The cost of moving too fast

Companies are developing AI so fast that they're not keeping humans in the loop as much as they should. They release models quickly because they care more about market control than safety. But lives are at stake.

Trust has become critical. Many people accept AI outputs as truth, creating enormous risk. Anthropic’s research shows that AI failures on complex tasks are increasingly unpredictable, industrial accidents rather than systematic pursuit of wrong goals. Both are dangerous, but require different safeguards.

A different standard

Some AI leaders deflect responsibility by comparing their products to cars. “If you drive irresponsibly, that's your fault, not the manufacturer's.” But this analogy argues for more oversight, not less.
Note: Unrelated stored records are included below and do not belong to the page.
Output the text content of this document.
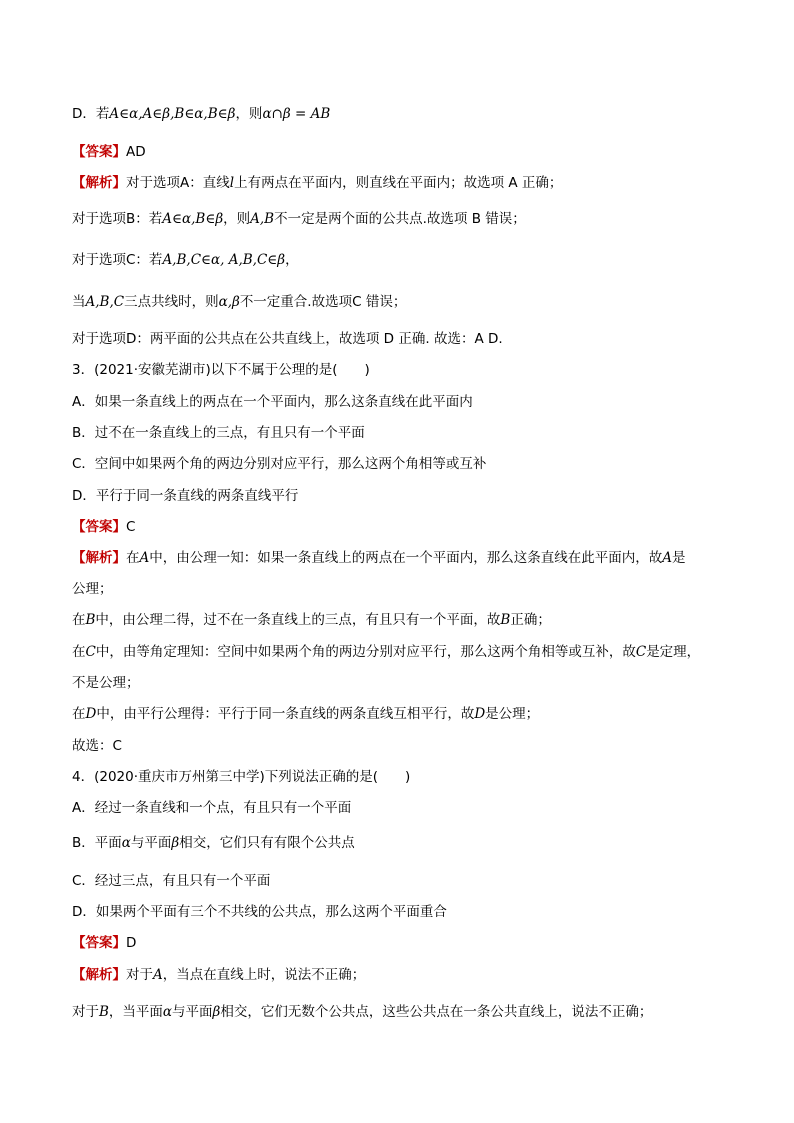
D．若A∈α,A∈β,B∈α,B∈β，则α∩β = AB
【答案】AD
【解析】对于选项A：直线l上有两点在平面内，则直线在平面内；故选项 A 正确；
对于选项B：若A∈α,B∈β，则A,B不一定是两个面的公共点.故选项 B 错误；
对于选项C：若A,B,C∈α, A,B,C∈β，
当A,B,C三点共线时，则α,β不一定重合.故选项C 错误；
对于选项D：两平面的公共点在公共直线上，故选项 D 正确. 故选：A D.
3．(2021·安徽芜湖市)以下不属于公理的是(　　)
A．如果一条直线上的两点在一个平面内，那么这条直线在此平面内
B．过不在一条直线上的三点，有且只有一个平面
C．空间中如果两个角的两边分别对应平行，那么这两个角相等或互补
D．平行于同一条直线的两条直线平行
【答案】C
【解析】在A中，由公理一知：如果一条直线上的两点在一个平面内，那么这条直线在此平面内，故A是
公理；
在B中，由公理二得，过不在一条直线上的三点，有且只有一个平面，故B正确；
在C中，由等角定理知：空间中如果两个角的两边分别对应平行，那么这两个角相等或互补，故C是定理，
不是公理；
在D中，由平行公理得：平行于同一条直线的两条直线互相平行，故D是公理；
故选：C
4．(2020·重庆市万州第三中学)下列说法正确的是(　　)
A．经过一条直线和一个点，有且只有一个平面
B．平面α与平面β相交，它们只有有限个公共点
C．经过三点，有且只有一个平面
D．如果两个平面有三个不共线的公共点，那么这两个平面重合
【答案】D
【解析】对于A，当点在直线上时，说法不正确；
对于B，当平面α与平面β相交，它们无数个公共点，这些公共点在一条公共直线上，说法不正确；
Car manufacturers face extensive regulations, safety standards, and legal accountability. They can't say "you're the driver, you're responsible" and walk away. The same must be true for AI.

The work creating AI is fundamentally different from traditional engineering. You can have identical inputs producing completely different outputs because models operate in ways even their creators don't fully understand.

We need more guardrails, more transparency, and mandatory human evaluation before AI systems are released. Companies like Anthropic are leading by placing safety at the center, not just studying risks, but understanding how and why AI fails.

Organizations like the Future of Life Institute, backed by Skype founder Jaan Tallinn, have worked for years with governments worldwide to establish meaningful oversight.

What we need is a clear way to identify responsible companies. A credibility mark showing which maintains human evaluation as non-negotiable. Not companies racing toward superintelligence for egos and profits, but companies developing AI that enables humans to work better and faster, not replace them.

What's at stake

Proper AI testing means stress-testing systems the way bad actors would. It means diverse teams creatively probing for edge cases, manipulation vulnerabilities, and harmful outputs. It means treating every AI deployment as high-stakes, where incoherence and unpredictability are features of the underlying technology.

The question for business leaders isn't whether to test their AI. It's whether they're willing to test it the way AI actually works: with human creativity, judgment, and diversity at the center. The alternative isn't just failed products. It's public harm, eroded trust, and a future where we can't believe anything we see online.